Cycles, Samskāras & Self‑Study: Yoga for the Looping Of Life
One of the most quietly powerful gifts of yoga is its invitation to notice. The patterns, pulls and pushbacks.
To step back.
To observe without judgment. While the rest of the world encourages pushing forward, yoga asks us to pause and look at the loops, the habits, the emotional reruns we all cycle through.
In yogic philosophy, these grooves are known as saṃskāras—mental or emotional patterns that, through repetition, become our go-to reactions. They’re neither good nor bad, just familiar. And like any well-worn path, they can be helpful or limiting, depending on whether we’re walking them with awareness or on autopilot.

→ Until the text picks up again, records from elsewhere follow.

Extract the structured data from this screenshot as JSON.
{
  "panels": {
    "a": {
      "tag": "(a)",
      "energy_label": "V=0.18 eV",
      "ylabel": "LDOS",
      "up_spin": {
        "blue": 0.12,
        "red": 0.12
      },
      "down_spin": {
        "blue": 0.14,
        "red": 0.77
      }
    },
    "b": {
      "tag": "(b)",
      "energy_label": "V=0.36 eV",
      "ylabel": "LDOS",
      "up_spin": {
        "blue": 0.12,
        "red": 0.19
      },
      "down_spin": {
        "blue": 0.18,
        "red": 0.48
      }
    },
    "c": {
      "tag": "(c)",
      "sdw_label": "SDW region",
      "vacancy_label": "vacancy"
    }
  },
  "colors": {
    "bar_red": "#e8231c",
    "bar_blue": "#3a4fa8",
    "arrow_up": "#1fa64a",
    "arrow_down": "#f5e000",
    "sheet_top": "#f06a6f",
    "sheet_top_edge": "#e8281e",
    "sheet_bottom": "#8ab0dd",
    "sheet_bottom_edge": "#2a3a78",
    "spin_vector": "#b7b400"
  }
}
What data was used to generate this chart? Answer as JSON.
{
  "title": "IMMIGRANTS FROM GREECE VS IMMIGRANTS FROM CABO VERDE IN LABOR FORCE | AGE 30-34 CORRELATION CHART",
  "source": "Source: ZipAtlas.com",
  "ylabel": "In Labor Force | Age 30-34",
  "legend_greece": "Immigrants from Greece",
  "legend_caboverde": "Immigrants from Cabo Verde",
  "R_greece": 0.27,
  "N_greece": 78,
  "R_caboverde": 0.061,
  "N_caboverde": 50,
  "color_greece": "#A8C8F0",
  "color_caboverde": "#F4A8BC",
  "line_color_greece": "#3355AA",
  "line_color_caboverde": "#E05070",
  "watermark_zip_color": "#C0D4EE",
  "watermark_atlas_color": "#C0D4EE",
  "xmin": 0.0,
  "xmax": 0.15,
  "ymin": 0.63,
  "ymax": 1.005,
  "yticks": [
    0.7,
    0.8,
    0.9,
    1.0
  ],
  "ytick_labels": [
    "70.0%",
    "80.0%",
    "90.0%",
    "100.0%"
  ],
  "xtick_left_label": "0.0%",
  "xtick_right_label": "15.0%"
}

Yoga doesn’t promise to break these cycles with one deep breath or a perfect warrior pose. It gives us tools to see the cycle as it’s happening. That might look like catching ourselves mid-scroll, mid-conflict, mid-disassociation and going, “Ah. There I am again.” No shame. No fix. Just noticing.
That’s no small thing.
Much like nature itself we move in rhythms – peaks and troughs, surges and stillness. We try, we resist, we return.
Yoga reminds us that the practice isn’t about changing who we are but changing how we meet ourselves – again and again.
You don’t need to name the pattern to begin witnessing it.
You don’t need to solve it to soften it.
You just need to show up, pay attention and stay curious. Inquisitive about your own nature.
There, in that slow, compassionate noticing is where real shifts begin.
So whether you’re stuck in a loop or simply circling back to your mat after a while, yoga doesn’t mind.